Here we analyze the role of Nolz1 during LGE ...development. We show that Nolz1 expression is high in proliferating neural progenitor cells (NPCs) of the LGE subventricular zone. In addition, low levels of Nolz1 are detected in the mantle zone, as well as in the adult striatum. Similarly, Nolz1 is highly expressed in proliferating LGE-derived NPC cultures, but its levels rapidly decrease upon cell differentiation, pointing to a role of Nolz1 in the control of NPC proliferation and/or differentiation. In agreement with this hypothesis, we find that Nolz1 over-expression promotes cell cycle exit of NPCs in neurosphere cultures and negatively regulates proliferation in telencephalic organotypic cultures. Within LGE primary cultures, Nolz1 over-expression promotes the acquisition of a neuronal phenotype, since it increases the number of β-III tubulin (Tuj1)- and microtubule-associated protein (MAP)2-positive neurons, and inhibits astrocyte generation and/or differentiation. Retinoic acid (RA) is one of the most important morphogens involved in striatal neurogenesis, and regulates Nolz1 expression in different systems. Here we show that Nolz1 also responds to this morphogen in E12.5 LGE-derived cell cultures. However, Nolz1 expression is not regulated by RA in E14.5 LGE-derived cell cultures, nor is it affected during LGE development in mouse models that present decreased RA levels. Interestingly, we find that Gsx2, which is necessary for normal RA signaling during LGE development, is also required for Nolz1 expression, which is lost in Gsx2 knockout mice.
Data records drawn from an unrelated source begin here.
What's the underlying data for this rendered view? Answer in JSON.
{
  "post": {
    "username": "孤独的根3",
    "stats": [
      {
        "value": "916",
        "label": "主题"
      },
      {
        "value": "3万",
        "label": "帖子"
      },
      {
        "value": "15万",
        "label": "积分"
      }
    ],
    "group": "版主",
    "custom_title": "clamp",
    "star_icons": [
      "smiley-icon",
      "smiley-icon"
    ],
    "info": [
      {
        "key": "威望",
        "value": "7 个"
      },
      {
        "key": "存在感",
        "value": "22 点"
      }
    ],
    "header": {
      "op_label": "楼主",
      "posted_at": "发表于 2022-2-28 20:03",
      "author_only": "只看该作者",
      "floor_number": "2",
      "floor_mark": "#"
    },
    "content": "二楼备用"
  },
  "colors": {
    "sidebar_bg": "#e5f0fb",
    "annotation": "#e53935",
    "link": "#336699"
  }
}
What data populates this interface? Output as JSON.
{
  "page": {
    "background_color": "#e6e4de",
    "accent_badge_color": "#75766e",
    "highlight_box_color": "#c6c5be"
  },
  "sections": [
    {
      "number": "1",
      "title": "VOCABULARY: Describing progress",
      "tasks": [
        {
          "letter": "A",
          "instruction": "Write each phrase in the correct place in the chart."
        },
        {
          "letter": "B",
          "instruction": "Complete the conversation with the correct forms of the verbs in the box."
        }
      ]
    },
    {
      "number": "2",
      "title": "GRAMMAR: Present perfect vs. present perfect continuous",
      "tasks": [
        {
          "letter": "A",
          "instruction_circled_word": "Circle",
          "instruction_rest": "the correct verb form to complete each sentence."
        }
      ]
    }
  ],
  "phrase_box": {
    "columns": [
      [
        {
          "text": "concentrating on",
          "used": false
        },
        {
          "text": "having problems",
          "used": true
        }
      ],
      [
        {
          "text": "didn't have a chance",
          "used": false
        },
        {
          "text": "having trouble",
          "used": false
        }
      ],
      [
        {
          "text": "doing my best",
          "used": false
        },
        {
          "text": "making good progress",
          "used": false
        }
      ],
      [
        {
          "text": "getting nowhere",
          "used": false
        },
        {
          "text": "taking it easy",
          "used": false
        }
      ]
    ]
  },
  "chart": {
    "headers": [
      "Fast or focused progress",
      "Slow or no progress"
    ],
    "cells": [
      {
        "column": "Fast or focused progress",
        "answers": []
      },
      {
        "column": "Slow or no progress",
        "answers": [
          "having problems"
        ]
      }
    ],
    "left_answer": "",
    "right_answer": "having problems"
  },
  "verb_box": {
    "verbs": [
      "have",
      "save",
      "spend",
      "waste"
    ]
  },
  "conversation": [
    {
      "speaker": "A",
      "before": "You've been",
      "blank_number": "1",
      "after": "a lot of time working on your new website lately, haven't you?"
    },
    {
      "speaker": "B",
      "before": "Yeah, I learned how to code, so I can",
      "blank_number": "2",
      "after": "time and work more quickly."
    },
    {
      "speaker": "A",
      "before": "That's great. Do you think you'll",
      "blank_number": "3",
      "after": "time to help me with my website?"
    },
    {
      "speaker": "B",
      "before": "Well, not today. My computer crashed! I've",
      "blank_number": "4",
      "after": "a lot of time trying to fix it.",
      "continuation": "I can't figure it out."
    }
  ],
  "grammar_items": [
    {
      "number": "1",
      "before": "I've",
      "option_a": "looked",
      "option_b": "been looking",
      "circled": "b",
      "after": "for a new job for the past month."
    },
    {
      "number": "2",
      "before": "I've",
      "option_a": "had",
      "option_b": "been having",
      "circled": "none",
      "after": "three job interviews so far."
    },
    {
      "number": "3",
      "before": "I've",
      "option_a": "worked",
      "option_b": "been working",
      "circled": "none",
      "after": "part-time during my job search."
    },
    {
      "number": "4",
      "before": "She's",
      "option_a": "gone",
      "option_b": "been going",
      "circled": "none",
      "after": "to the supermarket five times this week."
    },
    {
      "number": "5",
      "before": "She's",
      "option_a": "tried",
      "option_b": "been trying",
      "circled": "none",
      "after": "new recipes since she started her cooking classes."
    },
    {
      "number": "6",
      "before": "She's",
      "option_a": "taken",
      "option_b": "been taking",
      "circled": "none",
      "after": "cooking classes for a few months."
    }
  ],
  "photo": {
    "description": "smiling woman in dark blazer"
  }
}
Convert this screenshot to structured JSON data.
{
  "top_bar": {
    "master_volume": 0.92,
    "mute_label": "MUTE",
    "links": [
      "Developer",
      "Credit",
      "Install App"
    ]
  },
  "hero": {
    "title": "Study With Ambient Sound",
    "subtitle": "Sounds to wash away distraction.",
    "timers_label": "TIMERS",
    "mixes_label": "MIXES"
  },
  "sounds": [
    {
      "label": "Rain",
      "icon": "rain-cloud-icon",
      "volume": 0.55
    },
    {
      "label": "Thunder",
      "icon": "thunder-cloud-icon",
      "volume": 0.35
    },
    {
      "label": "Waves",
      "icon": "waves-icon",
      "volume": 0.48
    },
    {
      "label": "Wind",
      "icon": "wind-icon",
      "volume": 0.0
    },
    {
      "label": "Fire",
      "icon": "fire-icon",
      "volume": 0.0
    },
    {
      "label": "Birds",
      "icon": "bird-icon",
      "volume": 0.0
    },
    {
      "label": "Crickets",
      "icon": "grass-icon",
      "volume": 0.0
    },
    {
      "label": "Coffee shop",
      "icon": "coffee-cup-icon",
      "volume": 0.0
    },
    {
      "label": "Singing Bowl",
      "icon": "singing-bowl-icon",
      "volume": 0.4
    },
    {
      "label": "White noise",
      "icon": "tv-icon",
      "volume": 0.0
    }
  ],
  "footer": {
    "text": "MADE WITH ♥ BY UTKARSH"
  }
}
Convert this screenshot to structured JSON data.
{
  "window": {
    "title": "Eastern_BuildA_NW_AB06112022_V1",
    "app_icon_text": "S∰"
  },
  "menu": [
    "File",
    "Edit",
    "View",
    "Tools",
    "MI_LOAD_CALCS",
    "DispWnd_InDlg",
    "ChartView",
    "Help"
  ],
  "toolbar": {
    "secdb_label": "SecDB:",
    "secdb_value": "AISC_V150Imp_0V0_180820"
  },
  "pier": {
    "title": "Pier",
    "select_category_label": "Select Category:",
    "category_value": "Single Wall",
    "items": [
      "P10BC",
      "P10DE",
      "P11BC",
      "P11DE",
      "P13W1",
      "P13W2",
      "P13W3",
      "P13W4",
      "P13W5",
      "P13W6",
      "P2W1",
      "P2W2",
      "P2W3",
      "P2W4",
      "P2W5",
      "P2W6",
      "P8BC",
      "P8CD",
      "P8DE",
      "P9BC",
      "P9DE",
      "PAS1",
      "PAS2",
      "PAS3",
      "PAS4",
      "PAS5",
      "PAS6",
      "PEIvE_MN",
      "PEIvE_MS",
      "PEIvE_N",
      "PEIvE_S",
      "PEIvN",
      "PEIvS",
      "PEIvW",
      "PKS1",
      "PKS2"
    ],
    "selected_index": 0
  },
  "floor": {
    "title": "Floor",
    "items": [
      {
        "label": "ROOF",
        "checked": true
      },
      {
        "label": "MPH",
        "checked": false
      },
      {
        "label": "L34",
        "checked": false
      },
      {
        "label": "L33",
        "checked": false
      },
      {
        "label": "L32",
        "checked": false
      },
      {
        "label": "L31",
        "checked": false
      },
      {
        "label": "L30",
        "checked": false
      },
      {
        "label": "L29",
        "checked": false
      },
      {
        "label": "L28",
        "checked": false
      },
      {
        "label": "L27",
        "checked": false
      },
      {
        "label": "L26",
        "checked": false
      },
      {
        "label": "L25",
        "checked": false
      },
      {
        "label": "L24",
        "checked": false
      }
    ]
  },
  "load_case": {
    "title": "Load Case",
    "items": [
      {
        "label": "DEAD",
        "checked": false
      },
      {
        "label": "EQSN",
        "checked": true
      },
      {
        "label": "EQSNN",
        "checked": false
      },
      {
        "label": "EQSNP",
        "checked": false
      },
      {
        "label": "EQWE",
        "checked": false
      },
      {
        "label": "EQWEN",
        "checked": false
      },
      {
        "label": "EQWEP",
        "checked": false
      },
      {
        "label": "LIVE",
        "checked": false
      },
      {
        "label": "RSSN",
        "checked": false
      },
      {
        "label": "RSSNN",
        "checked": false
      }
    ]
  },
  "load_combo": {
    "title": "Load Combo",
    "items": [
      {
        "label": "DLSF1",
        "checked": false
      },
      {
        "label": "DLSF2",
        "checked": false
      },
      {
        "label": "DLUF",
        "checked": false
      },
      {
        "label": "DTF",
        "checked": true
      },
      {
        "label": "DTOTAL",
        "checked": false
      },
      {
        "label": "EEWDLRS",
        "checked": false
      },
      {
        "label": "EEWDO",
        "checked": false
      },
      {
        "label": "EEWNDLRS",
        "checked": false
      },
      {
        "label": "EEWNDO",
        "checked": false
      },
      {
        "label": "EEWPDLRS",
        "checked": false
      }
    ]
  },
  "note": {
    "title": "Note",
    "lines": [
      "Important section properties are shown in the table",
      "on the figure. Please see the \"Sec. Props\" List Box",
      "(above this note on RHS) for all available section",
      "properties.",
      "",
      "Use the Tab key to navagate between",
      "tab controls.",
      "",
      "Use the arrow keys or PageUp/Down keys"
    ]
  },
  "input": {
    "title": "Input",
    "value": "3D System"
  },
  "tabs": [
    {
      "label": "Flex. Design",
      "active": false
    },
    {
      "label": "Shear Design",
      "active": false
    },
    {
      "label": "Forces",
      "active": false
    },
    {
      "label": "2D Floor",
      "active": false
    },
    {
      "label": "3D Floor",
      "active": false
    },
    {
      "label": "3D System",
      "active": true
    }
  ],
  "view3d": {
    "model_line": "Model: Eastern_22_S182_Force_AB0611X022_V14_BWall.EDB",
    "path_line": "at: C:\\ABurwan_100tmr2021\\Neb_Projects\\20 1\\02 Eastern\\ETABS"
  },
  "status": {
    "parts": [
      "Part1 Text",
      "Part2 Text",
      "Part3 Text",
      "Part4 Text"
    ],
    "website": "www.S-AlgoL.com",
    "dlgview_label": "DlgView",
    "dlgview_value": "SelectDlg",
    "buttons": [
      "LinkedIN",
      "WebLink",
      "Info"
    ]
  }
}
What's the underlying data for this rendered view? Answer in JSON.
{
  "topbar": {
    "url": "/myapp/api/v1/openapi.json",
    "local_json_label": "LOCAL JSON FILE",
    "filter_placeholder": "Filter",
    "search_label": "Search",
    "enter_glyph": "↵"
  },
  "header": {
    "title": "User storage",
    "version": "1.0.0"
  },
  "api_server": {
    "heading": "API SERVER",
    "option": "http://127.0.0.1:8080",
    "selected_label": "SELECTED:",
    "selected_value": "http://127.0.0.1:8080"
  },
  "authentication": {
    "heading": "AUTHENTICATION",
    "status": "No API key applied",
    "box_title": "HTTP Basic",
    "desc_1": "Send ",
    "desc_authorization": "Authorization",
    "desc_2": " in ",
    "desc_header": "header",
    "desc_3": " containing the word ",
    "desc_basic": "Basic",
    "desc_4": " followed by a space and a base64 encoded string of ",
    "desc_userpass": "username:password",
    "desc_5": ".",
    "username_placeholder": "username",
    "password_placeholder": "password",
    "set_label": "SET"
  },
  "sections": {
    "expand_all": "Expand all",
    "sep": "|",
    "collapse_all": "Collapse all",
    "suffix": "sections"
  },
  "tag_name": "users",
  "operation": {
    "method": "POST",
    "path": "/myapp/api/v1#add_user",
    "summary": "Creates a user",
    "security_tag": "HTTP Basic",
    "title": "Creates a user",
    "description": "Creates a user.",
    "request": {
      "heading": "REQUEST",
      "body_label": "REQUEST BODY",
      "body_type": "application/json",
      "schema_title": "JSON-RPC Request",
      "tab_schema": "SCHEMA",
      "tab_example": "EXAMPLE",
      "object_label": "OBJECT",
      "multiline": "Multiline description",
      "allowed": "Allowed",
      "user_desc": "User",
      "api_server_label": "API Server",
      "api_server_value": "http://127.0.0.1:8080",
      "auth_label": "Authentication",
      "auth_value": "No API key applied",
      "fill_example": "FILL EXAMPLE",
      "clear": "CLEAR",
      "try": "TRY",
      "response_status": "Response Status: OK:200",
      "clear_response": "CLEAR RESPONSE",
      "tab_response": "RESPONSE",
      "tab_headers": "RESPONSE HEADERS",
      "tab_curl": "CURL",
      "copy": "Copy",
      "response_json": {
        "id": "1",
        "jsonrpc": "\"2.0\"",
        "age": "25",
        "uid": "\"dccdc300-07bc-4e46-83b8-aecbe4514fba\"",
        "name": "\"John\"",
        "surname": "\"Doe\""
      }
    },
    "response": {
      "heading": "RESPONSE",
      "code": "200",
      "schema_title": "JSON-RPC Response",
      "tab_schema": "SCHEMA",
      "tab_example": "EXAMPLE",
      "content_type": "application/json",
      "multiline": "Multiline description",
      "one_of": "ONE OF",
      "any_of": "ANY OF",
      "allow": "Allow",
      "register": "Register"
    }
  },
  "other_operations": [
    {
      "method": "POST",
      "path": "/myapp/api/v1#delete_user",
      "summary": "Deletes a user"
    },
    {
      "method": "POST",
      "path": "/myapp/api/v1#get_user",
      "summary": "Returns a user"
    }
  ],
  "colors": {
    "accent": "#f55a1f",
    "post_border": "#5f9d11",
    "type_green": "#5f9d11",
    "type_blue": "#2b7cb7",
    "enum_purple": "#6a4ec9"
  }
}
These findings suggest that Nolz1 might act downstream of Gsx2 to regulate RA-induced neurogenesis. Keeping with this hypothesis, we show that Nolz1 induces the selective expression of the RA receptor (RAR)β without altering RARα or RARγ. In addition, Nozl1 over-expression increases RA signaling since it stimulates the RA response element. This RA signaling is essential for Nolz1-induced neurogenesis, which is impaired in a RA-free environment or in the presence of a RAR inverse agonist. It has been proposed that Drosophila Gsx2 and Nolz1 homologues could cooperate with the transcriptional co-repressors Groucho-TLE to regulate cell proliferation. In agreement with this view, we show that Nolz1 could act in collaboration with TLE-4, as they are expressed at the same time in NPC cultures and during mouse development.
Nolz1 promotes RA signaling in the LGE, contributing to the striatal neurogenesis during development.